I posted this in alt.php, but as a reply, so now I'm posting it here for
people
who might have missed it but still could find it useful. Thanks to Andy
Hassall for
giving me good information.
I compared the smooth image resampling used in PHP to create good quality
thumbnails of large images, used commonly in image galleries. i compared
ImageMagick and PHP (with GD2) and compiled some statistics below.
I ran two test. Both used a set of 10 photos around 3MP in size. On the
first
test, I created two thumbnails for each photo, one 700 pixels in width and
another at 120 pixels in width. On the second test, I created just one
thumbnail, 120 pixels in width. Time was counted in "minutes.seconds."
TEST#1 -- IMAGEMAGICK*
-----------------------------------------------------------
METHOD TIME IMAGE QUALITY
thumbnail 1.33 good
sample 0.24 bad
resize 1.33 good
size/geometry 0.42 good
TEST #1 -- GD2 (PHP)
-----------------------------------------------------------
METHOD TIME IMAGE QUALITY
Imagecopyresampled 1.57 good
TEST#2 -- IMAGEMAGICK*
-----------------------------------------------------------
METHOD TIME IMAGE QUALITY
thumbnail 0.26 good
sample 0.19 bad
resize 1.13 good
size/geometry 0.06 good
TEST #2 -- GD2 (PHP)
-----------------------------------------------------------
METHOD TIME IMAGE QUALITY
Imagecopyresampled 0.56 good
*ImageMagick Command Methods:
thumbnail : convert -thumbnail $destSize $sourceFile $targetFile
sample : convert -sample $destSize $sourceFile $targetFile
resize : convert -resize $destSize $sourceFile $targetFile
size/geometry : convert -size $destSize $sourceFile -geometry $destSize
$targetFile
CONCLUSIONS:
-----------------------------------------------------------
There were four different imagemagick commands I tried out in all. Overall,
the winner came out to be the imagemagick command.

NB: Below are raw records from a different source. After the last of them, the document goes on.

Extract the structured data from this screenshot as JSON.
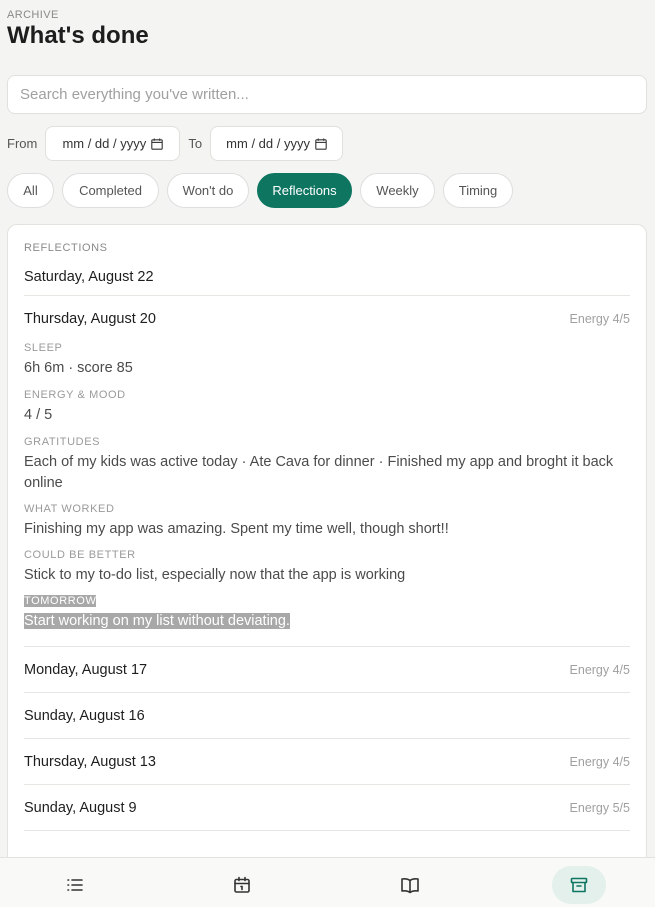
{
  "header": {
    "eyebrow": "ARCHIVE",
    "title": "What's done"
  },
  "search": {
    "placeholder": "Search everything you've written..."
  },
  "dates": {
    "from_label": "From",
    "from_value": "mm / dd / yyyy",
    "to_label": "To",
    "to_value": "mm / dd / yyyy"
  },
  "filters": [
    {
      "label": "All"
    },
    {
      "label": "Completed"
    },
    {
      "label": "Won't do"
    },
    {
      "label": "Reflections",
      "active": true
    },
    {
      "label": "Weekly"
    },
    {
      "label": "Timing"
    }
  ],
  "reflections": {
    "heading": "REFLECTIONS",
    "entries": [
      {
        "date": "Saturday, August 22",
        "energy": ""
      },
      {
        "date": "Thursday, August 20",
        "energy": "Energy 4/5"
      },
      {
        "date": "Monday, August 17",
        "energy": "Energy 4/5"
      },
      {
        "date": "Sunday, August 16",
        "energy": ""
      },
      {
        "date": "Thursday, August 13",
        "energy": "Energy 4/5"
      },
      {
        "date": "Sunday, August 9",
        "energy": "Energy 5/5"
      }
    ],
    "detail": {
      "sleep_label": "SLEEP",
      "sleep_text": "6h 6m · score 85",
      "energy_label": "ENERGY & MOOD",
      "energy_text": "4 / 5",
      "gratitudes_label": "GRATITUDES",
      "gratitudes_text": "Each of my kids was active today · Ate Cava for dinner · Finished my app and broght it back online",
      "worked_label": "WHAT WORKED",
      "worked_text": "Finishing my app was amazing. Spent my time well, though short!!",
      "better_label": "COULD BE BETTER",
      "better_text": "Stick to my to-do list, especially now that the app is working",
      "tomorrow_label": "TOMORROW",
      "tomorrow_text": "Start working on my list without deviating."
    }
  },
  "nav": {
    "items": [
      {
        "icon": "list-icon"
      },
      {
        "icon": "calendar-icon"
      },
      {
        "icon": "book-icon"
      },
      {
        "icon": "archive-icon",
        "active": true
      }
    ]
  },
  "colors": {
    "accent": "#0e7561",
    "nav_active_bg": "#e4f0ec"
  }
}
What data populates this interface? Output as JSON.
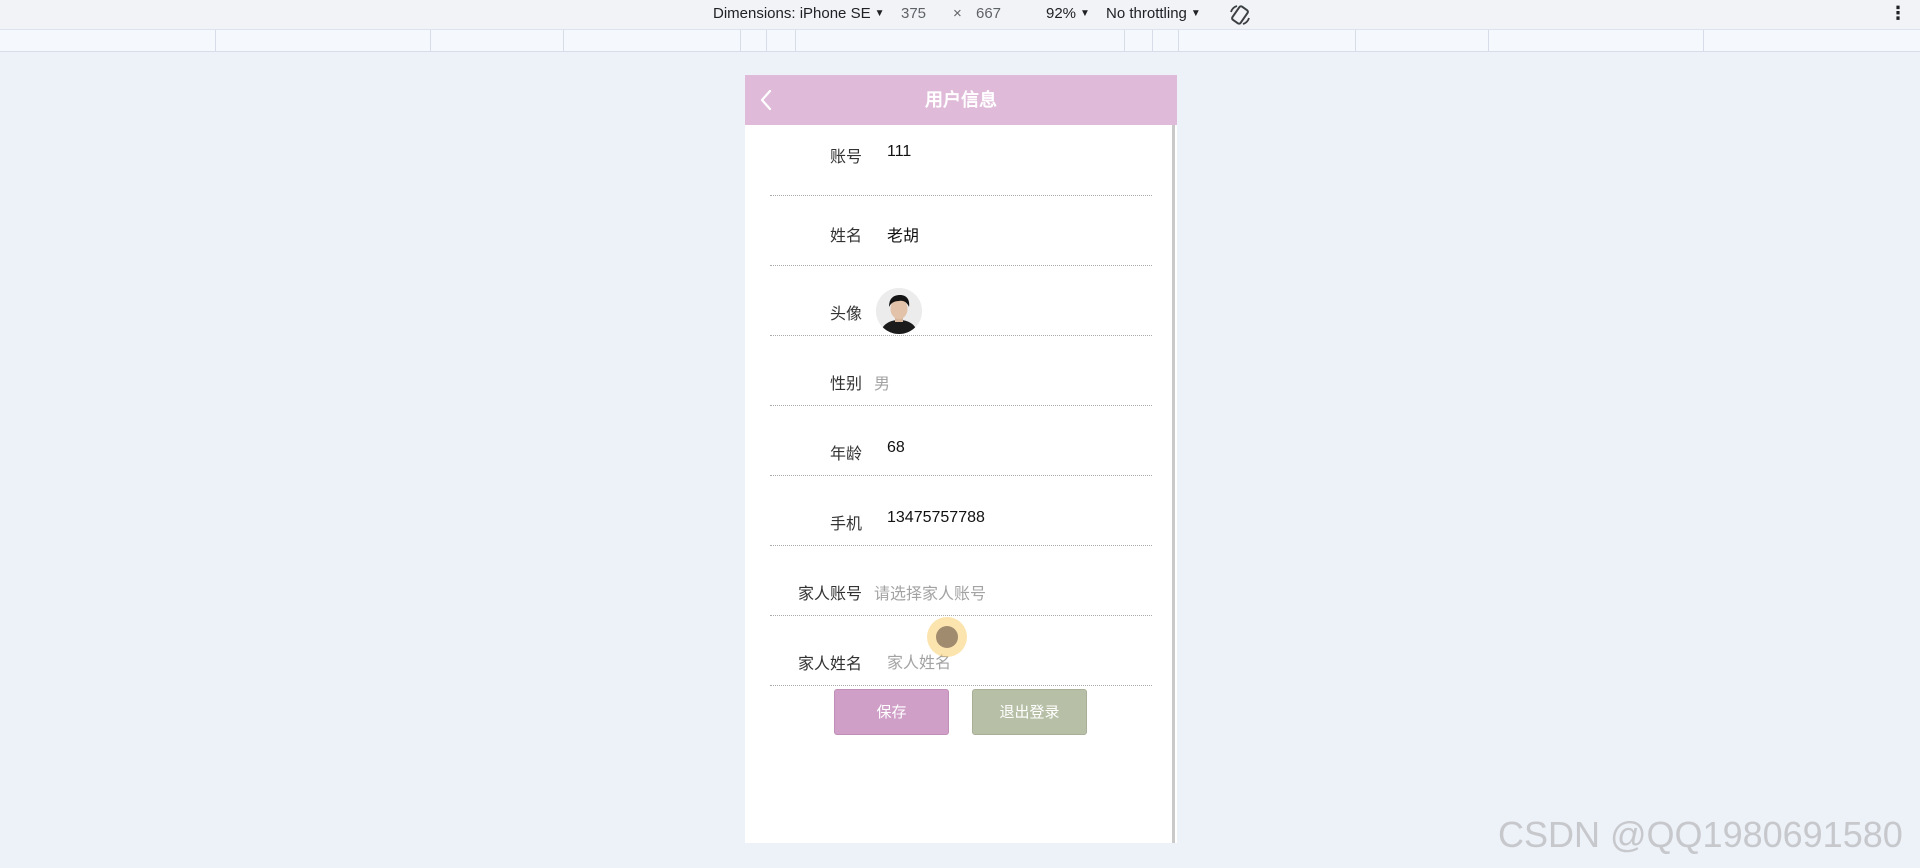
{
  "devtools": {
    "dimensions_label": "Dimensions: iPhone SE",
    "width_value": "375",
    "times_sign": "×",
    "height_value": "667",
    "zoom_label": "92%",
    "throttling_label": "No throttling",
    "rotate_icon": "rotate-device-icon",
    "more_icon": "more-vertical-icon"
  },
  "app": {
    "title": "用户信息",
    "back_icon": "chevron-left-icon",
    "header_color": "#dfbbd9"
  },
  "form": {
    "account": {
      "label": "账号",
      "value": "111"
    },
    "name": {
      "label": "姓名",
      "value": "老胡"
    },
    "avatar": {
      "label": "头像"
    },
    "gender": {
      "label": "性别",
      "value": "男"
    },
    "age": {
      "label": "年龄",
      "value": "68"
    },
    "phone": {
      "label": "手机",
      "value": "13475757788"
    },
    "family_account": {
      "label": "家人账号",
      "placeholder": "请选择家人账号"
    },
    "family_name": {
      "label": "家人姓名",
      "placeholder": "家人姓名"
    }
  },
  "buttons": {
    "save_label": "保存",
    "logout_label": "退出登录",
    "save_color": "#cf9fc8",
    "logout_color": "#b7c0a7"
  },
  "watermark": "CSDN @QQ1980691580"
}
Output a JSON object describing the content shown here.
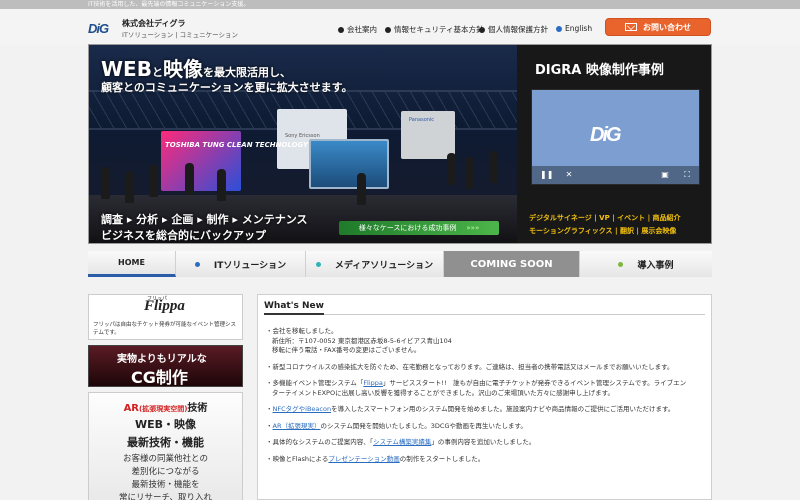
{
  "topbar": {
    "text": "IT技術を活用した、最先端の情報コミュニケーション支援。"
  },
  "header": {
    "logo": "DiG",
    "company_name": "株式会社ディグラ",
    "company_sub": "ITソリューション | コミュニケーション",
    "nav": [
      {
        "label": "会社案内"
      },
      {
        "label": "情報セキュリティ基本方針"
      },
      {
        "label": "個人情報保護方針"
      },
      {
        "label": "English"
      }
    ],
    "contact_label": "お問い合わせ"
  },
  "hero": {
    "headline_a": "WEB",
    "headline_b": "と",
    "headline_c": "映像",
    "headline_d": "を最大限活用し、",
    "headline2": "顧客とのコミュニケーションを更に拡大させます。",
    "booth1": "TOSHIBA TUNG CLEAN TECHNOLOGY",
    "booth2": "Sony Ericsson",
    "booth3": "Panasonic",
    "tagline1": "調査 ▸ 分析 ▸ 企画 ▸ 制作 ▸ メンテナンス",
    "tagline2": "ビジネスを総合的にバックアップ",
    "case_button": "様々なケースにおける成功事例",
    "case_arrows": "»»»",
    "right_title": "DIGRA 映像制作事例",
    "video_logo": "DiG",
    "tags1": "デジタルサイネージ | VP | イベント | 商品紹介",
    "tags2": "モーショングラフィックス | 翻訳 | 展示会映像"
  },
  "mainnav": {
    "tabs": [
      {
        "label": "HOME",
        "dot": ""
      },
      {
        "label": "ITソリューション",
        "dot": "#2b6cc4"
      },
      {
        "label": "メディアソリューション",
        "dot": "#2fb3b8"
      },
      {
        "label": "COMING SOON",
        "dot": "#a04a8a"
      },
      {
        "label": "導入事例",
        "dot": "#7ab83a"
      }
    ]
  },
  "sidebar": {
    "flippa_small": "フリッパ",
    "flippa_logo": "Flippa",
    "flippa_desc": "フリッパは自由なチケット発券が可能なイベント管理システムです。",
    "cg_line1": "実物よりもリアルな",
    "cg_line2": "CG制作",
    "ar_a": "AR",
    "ar_b": "(拡張現実空間)",
    "ar_c": "技術",
    "ar_line2": "WEB・映像",
    "ar_line3": "最新技術・機能",
    "ar_line4": "お客様の同業他社との",
    "ar_line5": "差別化につながる",
    "ar_line6": "最新技術・機能を",
    "ar_line7": "常にリサーチ、取り入れ"
  },
  "news": {
    "title": "What's New",
    "items": [
      {
        "lines": [
          "・会社を移転しました。",
          "新住所：〒107-0052 東京都港区赤坂8-5-6イビアス青山104",
          "移転に伴う電話・FAX番号の変更はございません。"
        ]
      },
      {
        "lines": [
          "・新型コロナウイルスの感染拡大を防ぐため、在宅勤務となっております。ご連絡は、担当者の携帯電話又はメールまでお願いいたします。"
        ]
      },
      {
        "pre": "・多機能イベント管理システム「",
        "link": "Flippa",
        "post": "」サービススタート!!　誰もが自由に電子チケットが発券できるイベント管理システムです。ライブエン",
        "line2": "ターテイメントEXPOに出展し高い反響を獲得することができました。沢山のご来場頂いた方々に感謝申し上げます。"
      },
      {
        "pre": "・",
        "link": "NFCタグやiBeacon",
        "post": "を導入したスマートフォン用のシステム開発を始めました。施設案内ナビや商品情報のご提供にご活用いただけます。"
      },
      {
        "pre": "・",
        "link": "AR（拡張現実）",
        "post": "のシステム開発を開始いたしました。3DCGや動画を再生いたします。"
      },
      {
        "pre": "・具体的なシステムのご提案内容、「",
        "link": "システム構築実績集",
        "post": "」の事例内容を追加いたしました。"
      },
      {
        "pre": "・映像とFlashによる",
        "link": "プレゼンテーション動画",
        "post": "の制作をスタートしました。"
      }
    ]
  }
}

This
method beat out PHP by a good margin, creating thumbnails in about 1/3 the
time it took PHP with similar quality in the first test, and then taking the
cake
in the second test by creating thumbnails in about 1/10 the time as PHP.
Imagemagick seems to increase in performance compared to PHP when creating
a smaller thumbnail versus a relatively large thumbnail, as seen by test #2
versus test #1. This means that a site creating small thumbnails will see
even more of an advantage by using Imagemagick.
The fraction of the time it takes for imagemagick to create smaller
thumbnails makes it almost necessary to use for dynamically created
thumbnail galleries that need to trim resources.